Margaret Looney, 52, added: "My daughter stays here a lot of the time and I don't want her put at any more risk. This is very much a residential area and people are worried."

Jill Fraser, Lib Dem councillor for Haverstock ward, said scores of concerned residents had contacted her about the planned mast.

On Tuesday campaigners staged a protest and started a petition outside the pub.

She said: "I have had lots of feedback and people are very much against this. We have all got mobile phones and have good reception so why do we need more masts?

"Nobody will tell us the truth about the health risks and if it is safe or not.
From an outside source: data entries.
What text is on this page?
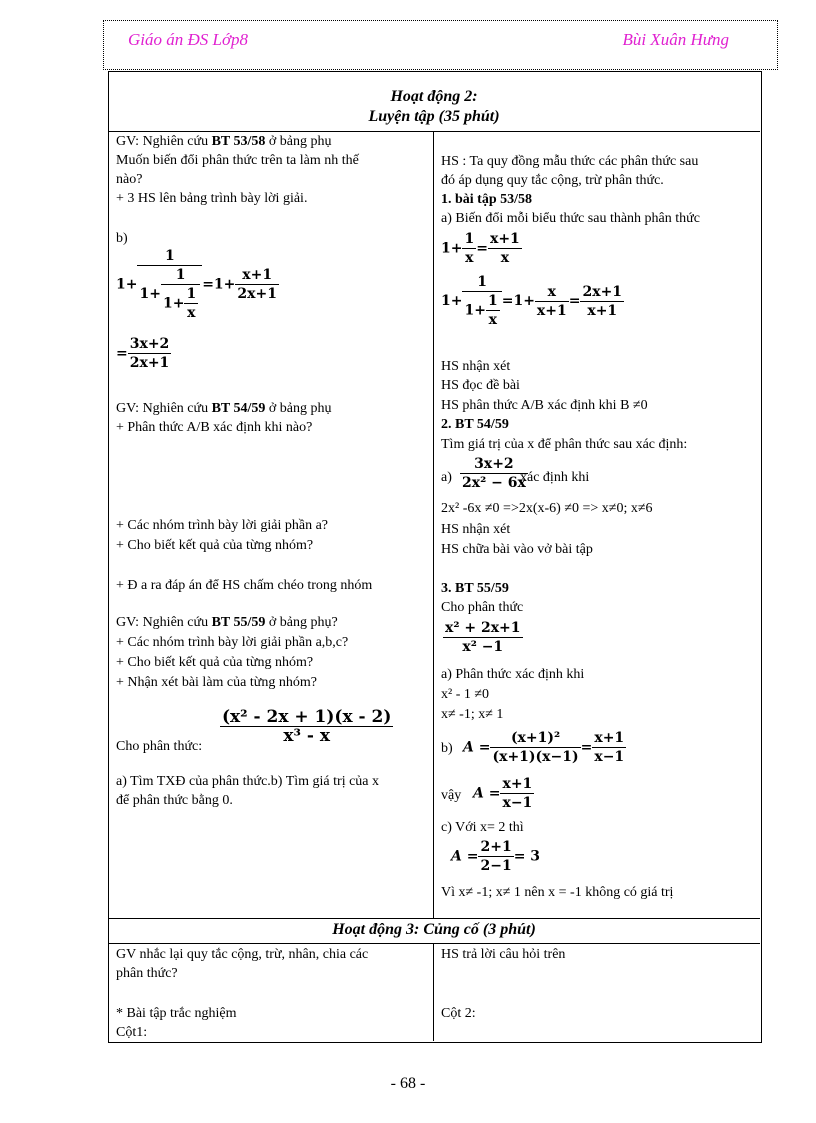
Giáo án ĐS Lớp8	Bùi Xuân Hưng
Hoạt động 2:
Luyện tập (35 phút)
GV: Nghiên cứu BT 53/58 ở bảng phụ
Muốn biến đổi phân thức trên ta làm nh thế
nào?
+ 3 HS lên bảng trình bày lời giải.
b)
$1+ \frac{1}{1+ \frac{1}{1+ \frac{1}{x}}} =1+ \frac{x+1}{2x+1}$
= $\frac{3x+2}{2x+1}$
GV: Nghiên cứu BT 54/59 ở bảng phụ
+ Phân thức A/B xác định khi nào?
+ Các nhóm trình bày lời giải phần a?
+ Cho biết kết quả của từng nhóm?
+ Đ a ra đáp án để HS chấm chéo trong nhóm
GV: Nghiên cứu BT 55/59 ở bảng phụ?
+ Các nhóm trình bày lời giải phần a,b,c?
+ Cho biết kết quả của từng nhóm?
+ Nhận xét bài làm của từng nhóm?
Cho phân thức:
$\frac{\text{(x² - 2x + 1)(x - 2)}}{\text{x³ - x}}$
a) Tìm TXĐ của phân thức.b) Tìm giá trị của x
để phân thức bằng 0.
HS : Ta quy đồng mẫu thức các phân thức sau
đó áp dụng quy tắc cộng, trừ phân thức.
1. bài tập 53/58
a) Biến đổi mỗi biểu thức sau thành phân thức
$1+ \frac{1}{x} = \frac{x+1}{x}$
$1+ \frac{1}{1+ \frac{1}{x}} =1+ \frac{x}{x+1} = \frac{2x+1}{x+1}$
HS nhận xét
HS đọc đề bài
HS phân thức A/B xác định khi B ≠0
2. BT 54/59
Tìm giá trị của x để phân thức sau xác định:
$a) \frac{3x+2}{\text{2x² − 6x}}$
xác định khi
2x² -6x ≠0 =>2x(x-6) ≠0 => x≠0; x≠6
HS nhận xét
HS chữa bài vào vở bài tập
3. BT 55/59
Cho phân thức
$\frac{\text{x² + 2x+1}}{\text{x² −1}}$
a) Phân thức xác định khi
x² - 1 ≠0
x≠ -1; x≠ 1
b) $A = \frac{\text{(x+1)²}}{(x+1)(x-1)} = \frac{x+1}{x-1}$
vậy $A = \frac{x+1}{x-1}$
c) Với x= 2 thì
$A = \frac{2+1}{2-1} = 3$
Vì x≠ -1; x≠ 1 nên x = -1 không có giá trị
Hoạt động 3: Củng cố (3 phút)
GV nhắc lại quy tắc cộng, trừ, nhân, chia các
phân thức?
* Bài tập trắc nghiệm
Cột1:
HS trả lời câu hỏi trên
Cột 2:
- 68 -
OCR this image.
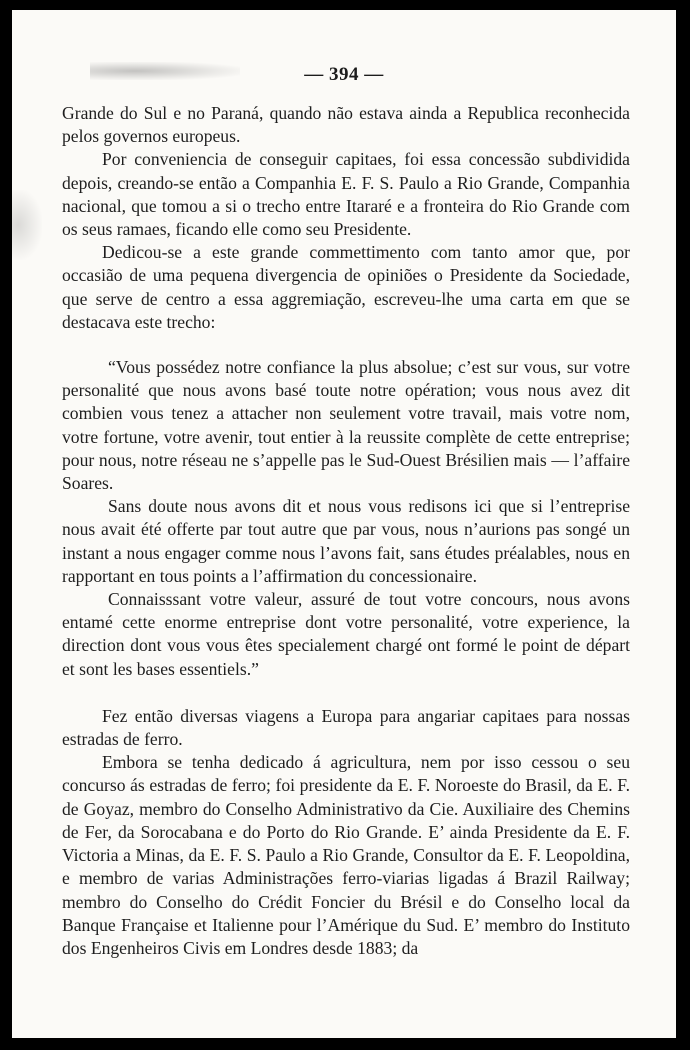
— 394 —

Grande do Sul e no Paraná, quando não estava ainda a Republica reconhecida pelos governos europeus.

Por conveniencia de conseguir capitaes, foi essa concessão subdividida depois, creando-se então a Companhia E. F. S. Paulo a Rio Grande, Companhia nacional, que tomou a si o trecho entre Itararé e a fronteira do Rio Grande com os seus ramaes, ficando elle como seu Presidente.

Dedicou-se a este grande commettimento com tanto amor que, por occasião de uma pequena divergencia de opiniões o Presidente da Sociedade, que serve de centro a essa aggremiação, escreveu-lhe uma carta em que se destacava este trecho:

“Vous possédez notre confiance la plus absolue; c’est sur vous, sur votre personalité que nous avons basé toute notre opération; vous nous avez dit combien vous tenez a attacher non seulement votre travail, mais votre nom, votre fortune, votre avenir, tout entier à la reussite complète de cette entreprise; pour nous, notre réseau ne s’appelle pas le Sud-Ouest Brésilien mais — l’affaire Soares.

Sans doute nous avons dit et nous vous redisons ici que si l’entreprise nous avait été offerte par tout autre que par vous, nous n’aurions pas songé un instant a nous engager comme nous l’avons fait, sans études préalables, nous en rapportant en tous points a l’affirmation du concessionaire.

Connaisssant votre valeur, assuré de tout votre concours, nous avons entamé cette enorme entreprise dont votre personalité, votre experience, la direction dont vous vous êtes specialement chargé ont formé le point de départ et sont les bases essentiels.”

Fez então diversas viagens a Europa para angariar capitaes para nossas estradas de ferro.

Embora se tenha dedicado á agricultura, nem por isso cessou o seu concurso ás estradas de ferro; foi presidente da E. F. Noroeste do Brasil, da E. F. de Goyaz, membro do Conselho Administrativo da Cie. Auxiliaire des Chemins de Fer, da Sorocabana e do Porto do Rio Grande. E’ ainda Presidente da E. F. Victoria a Minas, da E. F. S. Paulo a Rio Grande, Consultor da E. F. Leopoldina, e membro de varias Administrações ferro-viarias ligadas á Brazil Railway; membro do Conselho do Crédit Foncier du Brésil e do Conselho local da Banque Française et Italienne pour l’Amérique du Sud. E’ membro do Instituto dos Engenheiros Civis em Londres desde 1883; da
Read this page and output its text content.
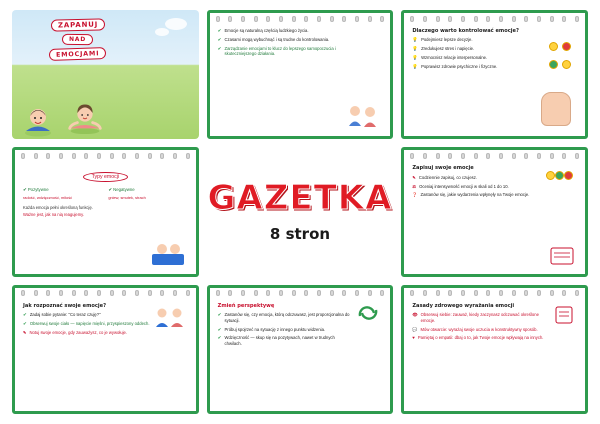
ZAPANUJ
NAD
EMOCJAMI
✔ Emocje są naturalną częścią ludzkiego życia.
✔ Czasami mogą wybuchnąć i są trudne do kontrolowania.
✔ Zarządzanie emocjami to klucz do lepszego samopoczucia i skuteczniejszego działania.
Dlaczego warto kontrolować emocje?
💡 Podejmiesz lepsze decyzje.
💡 Zredukujesz stres i napięcie.
💡 Wzmocnisz relacje interpersonalne.
💡 Poprawisz zdrowie psychiczne i fizyczne.

Typy emocji
✔ Pozytywne
radość, wdzięczność, miłość
✔ Negatywne
gniew, smutek, strach
Każda emocja pełni określoną funkcję.
Ważne jest, jak na nią reagujemy.	GAZETKA
8 stron
Zapisuj swoje emocje
✎ Codziennie zapisuj, co czujesz.
⚖ Oceniaj intensywność emocji w skali od 1 do 10.
❓ Zastanów się, jakie wydarzenia wpłynęły na Twoje emocje.
Jak rozpoznać swoje emocje?
✔ Zadaj sobie pytanie: "Co teraz czuję?"
✔ Obserwuj swoje ciało — napięcie mięśni, przyspieszony oddech.
✎ Notuj swoje emocje, gdy zauważysz, co je wywołuje.
Zmień perspektywę
✔ Zastanów się, czy emocja, którą odczuwasz, jest proporcjonalna do sytuacji.
✔ Próbuj spojrzeć na sytuację z innego punktu widzenia.
✔ Wdzięczność — skup się na pozytywach, nawet w trudnych chwilach.
Zasady zdrowego wyrażania emocji
👁 Obserwuj siebie: zauważ, kiedy zaczynasz odczuwać określone emocje.
💬 Mów otwarcie: wyrażaj swoje uczucia w konstruktywny sposób.
♥ Pamiętaj o empatii: dbaj o to, jak Twoje emocje wpływają na innych.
Until they do we have to go on the grounds that it is unsafe."

Pub managers stand to make thousands of pounds a year from renting out the roof to house the mobile phone mast.

Emma Wright, of Queen's Crescent, added: "We urge the owners of this pub, which on its website proclaims to be about 'real people, real music, real food', to have real concern for their neighbours and change their minds about this application."

A spokeswoman for Camden Council said it was unable to turn down phone mast applications on grounds of health concerns.

The managers of Monkeychews were unavailable for comment.